Oracle surprised many people by buying Sun Microsystems a few months ago. But that’s nothing compared to the statement made by its CEO yesterday: Is Oracle-Sun going to sell a netbook?

Larry Ellison was speaking at the JavaOne conference, and his exact words, when asked about the company’s plans for manufacturing computers, were: “I don’t see why some of those [netbook] devices shouldn’t come from Sun-Oracle.”
Now that he’s bought up the maker of the mighty SPARCstation, Ellison, maker of databases, is considering extending a hardware tentacle into the juicy netbooks market.

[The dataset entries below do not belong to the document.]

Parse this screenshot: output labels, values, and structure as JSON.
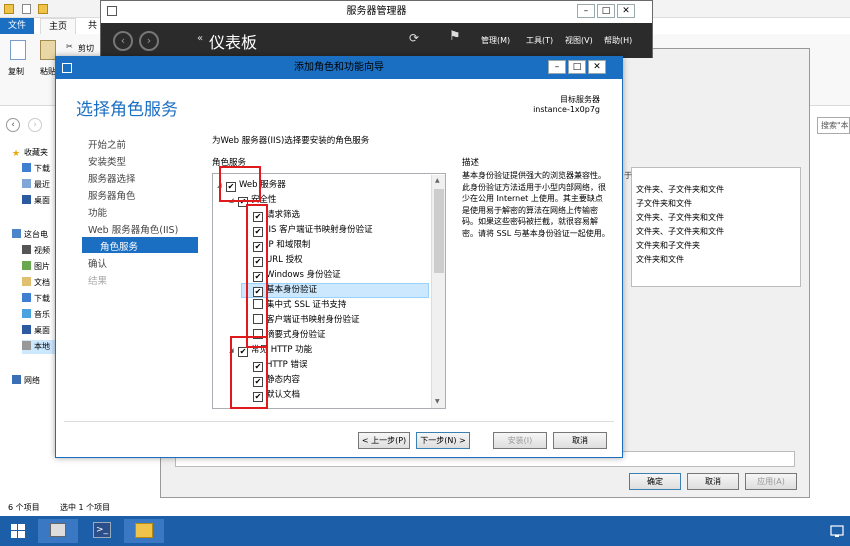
{
  "explorer": {
    "tabs": [
      "文件",
      "主页",
      "共"
    ],
    "ribbon": {
      "copy": "复制",
      "paste": "粘贴",
      "cut": "剪切"
    },
    "search_placeholder": "搜索\"本",
    "nav": [
      {
        "icon": "star-icon",
        "label": "收藏夹"
      },
      {
        "icon": "download-icon",
        "label": "下载"
      },
      {
        "icon": "recent-icon",
        "label": "最近"
      },
      {
        "icon": "desktop-icon",
        "label": "桌面"
      },
      {
        "icon": "computer-icon",
        "label": "这台电"
      },
      {
        "icon": "video-icon",
        "label": "视频"
      },
      {
        "icon": "picture-icon",
        "label": "图片"
      },
      {
        "icon": "document-icon",
        "label": "文档"
      },
      {
        "icon": "download-icon",
        "label": "下载"
      },
      {
        "icon": "music-icon",
        "label": "音乐"
      },
      {
        "icon": "desktop-icon",
        "label": "桌面"
      },
      {
        "icon": "disk-icon",
        "label": "本地"
      },
      {
        "icon": "network-icon",
        "label": "网络"
      }
    ],
    "status_items": "6 个项目",
    "status_selected": "选中 1 个项目"
  },
  "server_manager": {
    "title": "服务器管理器",
    "dashboard": "仪表板",
    "menu": [
      "管理(M)",
      "工具(T)",
      "视图(V)",
      "帮助(H)"
    ]
  },
  "props_dialog": {
    "rows": [
      "于",
      "文件夹、子文件夹和文件",
      "子文件夹和文件",
      "文件夹、子文件夹和文件",
      "文件夹、子文件夹和文件",
      "文件夹和子文件夹",
      "文件夹和文件"
    ],
    "ok": "确定",
    "cancel": "取消",
    "apply": "应用(A)"
  },
  "wizard": {
    "title": "添加角色和功能向导",
    "heading": "选择角色服务",
    "server_label": "目标服务器",
    "server_name": "instance-1x0p7g",
    "steps": [
      "开始之前",
      "安装类型",
      "服务器选择",
      "服务器角色",
      "功能",
      "Web 服务器角色(IIS)",
      "角色服务",
      "确认",
      "结果"
    ],
    "intro": "为Web 服务器(IIS)选择要安装的角色服务",
    "roles_label": "角色服务",
    "desc_label": "描述",
    "description": "基本身份验证提供强大的浏览器兼容性。此身份验证方法适用于小型内部网络，很少在公用 Internet 上使用。其主要缺点是使用易于解密的算法在网络上传输密码。如果这些密码被拦截，就很容易解密。请将 SSL 与基本身份验证一起使用。",
    "tree": [
      {
        "label": "Web 服务器",
        "checked": true,
        "expanded": true
      },
      {
        "label": "安全性",
        "checked": true,
        "expanded": true
      },
      {
        "label": "请求筛选",
        "checked": true
      },
      {
        "label": "IIS 客户端证书映射身份验证",
        "checked": true
      },
      {
        "label": "IP 和域限制",
        "checked": true
      },
      {
        "label": "URL 授权",
        "checked": true
      },
      {
        "label": "Windows 身份验证",
        "checked": true
      },
      {
        "label": "基本身份验证",
        "checked": true
      },
      {
        "label": "集中式 SSL 证书支持",
        "checked": false
      },
      {
        "label": "客户端证书映射身份验证",
        "checked": false
      },
      {
        "label": "摘要式身份验证",
        "checked": false
      },
      {
        "label": "常见 HTTP 功能",
        "checked": true,
        "expanded": true
      },
      {
        "label": "HTTP 错误",
        "checked": true
      },
      {
        "label": "静态内容",
        "checked": true
      },
      {
        "label": "默认文档",
        "checked": true
      }
    ],
    "buttons": {
      "prev": "< 上一步(P)",
      "next": "下一步(N) >",
      "install": "安装(I)",
      "cancel": "取消"
    }
  },
  "colors": {
    "accent": "#1b6fc2",
    "highlight": "#e0191c",
    "taskbar": "#1c5ea8"
  }
}
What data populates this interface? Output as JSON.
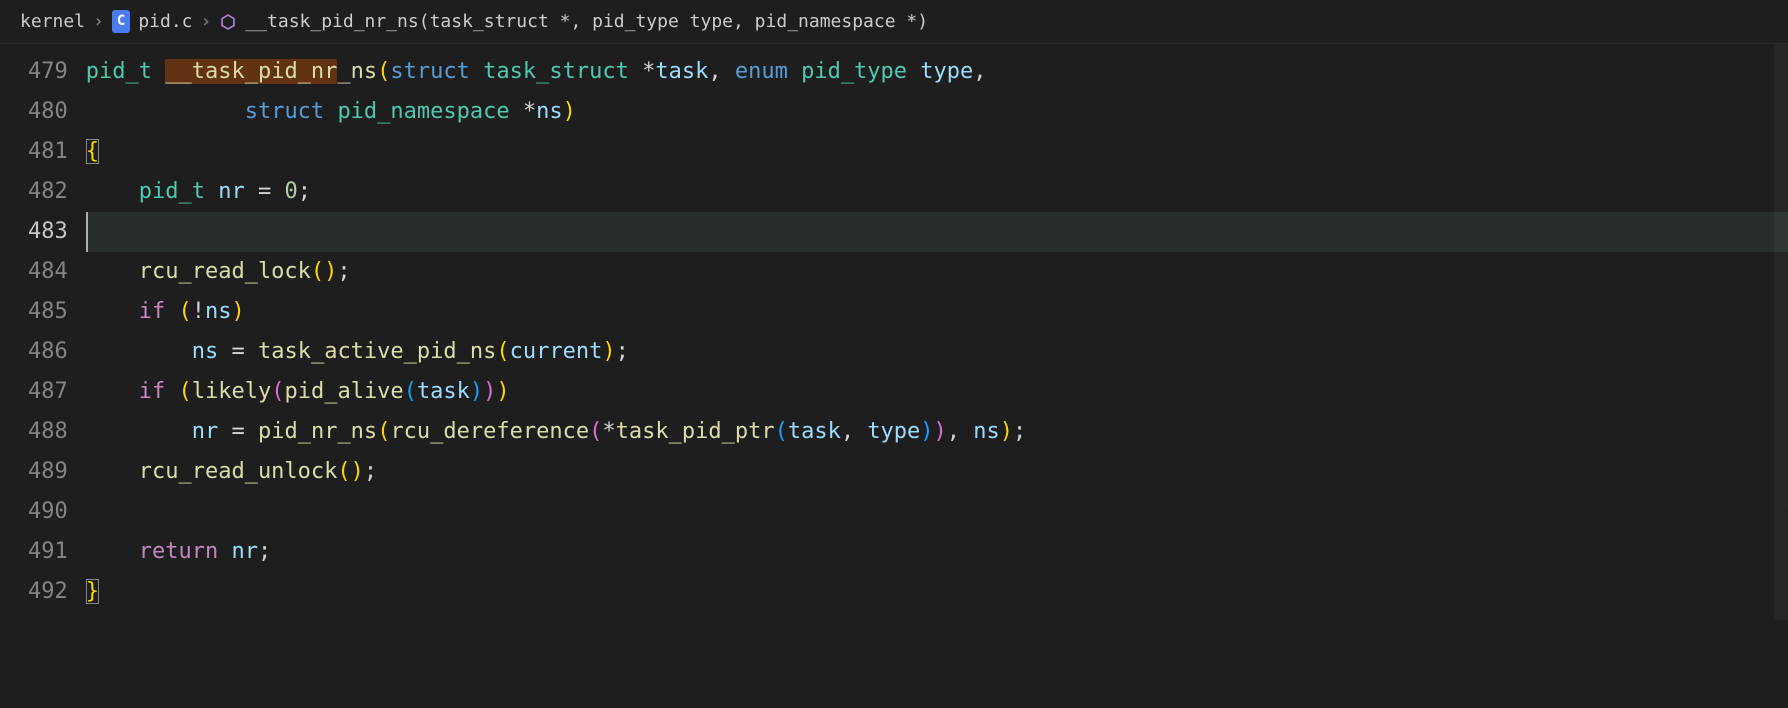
{
  "breadcrumb": {
    "folder": "kernel",
    "file": "pid.c",
    "file_lang_badge": "C",
    "symbol": "__task_pid_nr_ns(task_struct *, pid_type type, pid_namespace *)"
  },
  "line_numbers": [
    "479",
    "480",
    "481",
    "482",
    "483",
    "484",
    "485",
    "486",
    "487",
    "488",
    "489",
    "490",
    "491",
    "492"
  ],
  "active_line_index": 4,
  "code": {
    "l479": {
      "ret_type": "pid_t",
      "fn_hl": "__task_pid_nr",
      "fn_rest": "_ns",
      "kw_struct": "struct",
      "type1": "task_struct",
      "param1": "task",
      "kw_enum": "enum",
      "type2": "pid_type",
      "param2": "type"
    },
    "l480": {
      "kw_struct": "struct",
      "type": "pid_namespace",
      "param": "ns"
    },
    "l481": {
      "brace": "{"
    },
    "l482": {
      "type": "pid_t",
      "var": "nr",
      "eq": "=",
      "val": "0"
    },
    "l484": {
      "fn": "rcu_read_lock"
    },
    "l485": {
      "kw": "if",
      "neg": "!",
      "var": "ns"
    },
    "l486": {
      "var": "ns",
      "eq": "=",
      "fn": "task_active_pid_ns",
      "arg": "current"
    },
    "l487": {
      "kw": "if",
      "fn1": "likely",
      "fn2": "pid_alive",
      "arg": "task"
    },
    "l488": {
      "var": "nr",
      "eq": "=",
      "fn1": "pid_nr_ns",
      "fn2": "rcu_dereference",
      "deref": "*",
      "fn3": "task_pid_ptr",
      "arg1": "task",
      "arg2": "type",
      "arg3": "ns"
    },
    "l489": {
      "fn": "rcu_read_unlock"
    },
    "l491": {
      "kw": "return",
      "var": "nr"
    },
    "l492": {
      "brace": "}"
    }
  }
}
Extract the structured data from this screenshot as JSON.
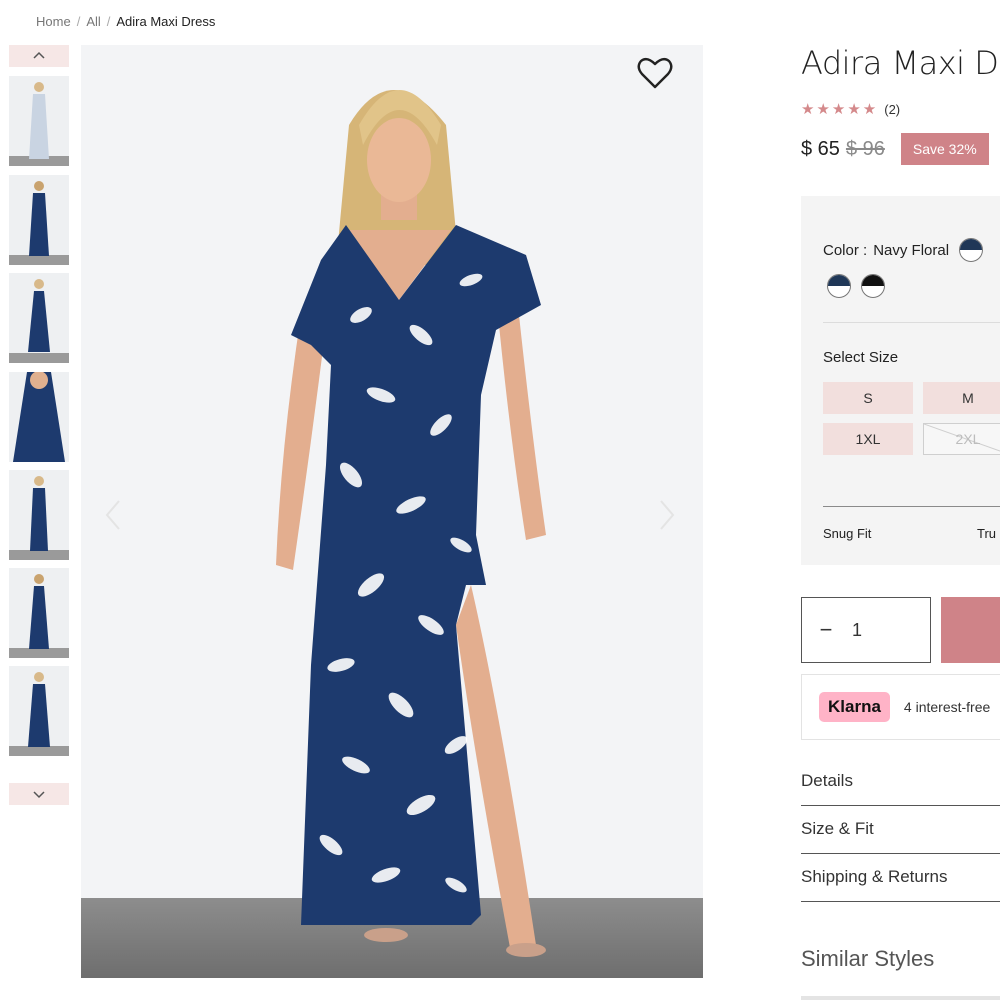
{
  "breadcrumb": {
    "home": "Home",
    "sep": "/",
    "all": "All",
    "current": "Adira Maxi Dress"
  },
  "product": {
    "title": "Adira Maxi Dr",
    "stars": "★★★★★",
    "review_count": "(2)",
    "rating": 5,
    "price": "$ 65",
    "compare_price": "$ 96",
    "save_label": "Save 32%"
  },
  "options": {
    "color_label": "Color :",
    "color_value": "Navy Floral",
    "size_label": "Select Size",
    "sizes": [
      {
        "label": "S",
        "available": true
      },
      {
        "label": "M",
        "available": true
      },
      {
        "label": "1XL",
        "available": true
      },
      {
        "label": "2XL",
        "available": false
      }
    ],
    "fit_left": "Snug Fit",
    "fit_right": "Tru"
  },
  "cart": {
    "quantity": "1"
  },
  "klarna": {
    "logo": "Klarna",
    "text": "4 interest-free"
  },
  "accordion": [
    "Details",
    "Size & Fit",
    "Shipping & Returns"
  ],
  "similar_title": "Similar Styles",
  "colors": {
    "accent": "#cf8388",
    "swatch_navy": "#1f3757",
    "dress_navy": "#1d3a6e",
    "klarna_pink": "#ffb3c7"
  }
}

But should Oracle-Sun go ahead and make a netbook? Almost certainly not. For starters, Sun’s expertise is in high-end Unix terminals and enterprise-class network servers–not at all the right basis to design a cheap and cheerful netbook. While bringing that kind of off-target knowledge into a product’s design can result in wonderful laterally ingenious end products, I have a feeling in this case Sun’s engineers would plop out a dog of a machine despite all their Java and Unix expertise.
Second, the netbook market is super-saturated with nearly indistinguishable devices, and there are some very big-names already in the mix.
And let’s not forget: The netbook is dead–innovation is being driven toward more powerful small laptops, and we may be about to witness the rise of the magical tablet/mobile internet device PC instead.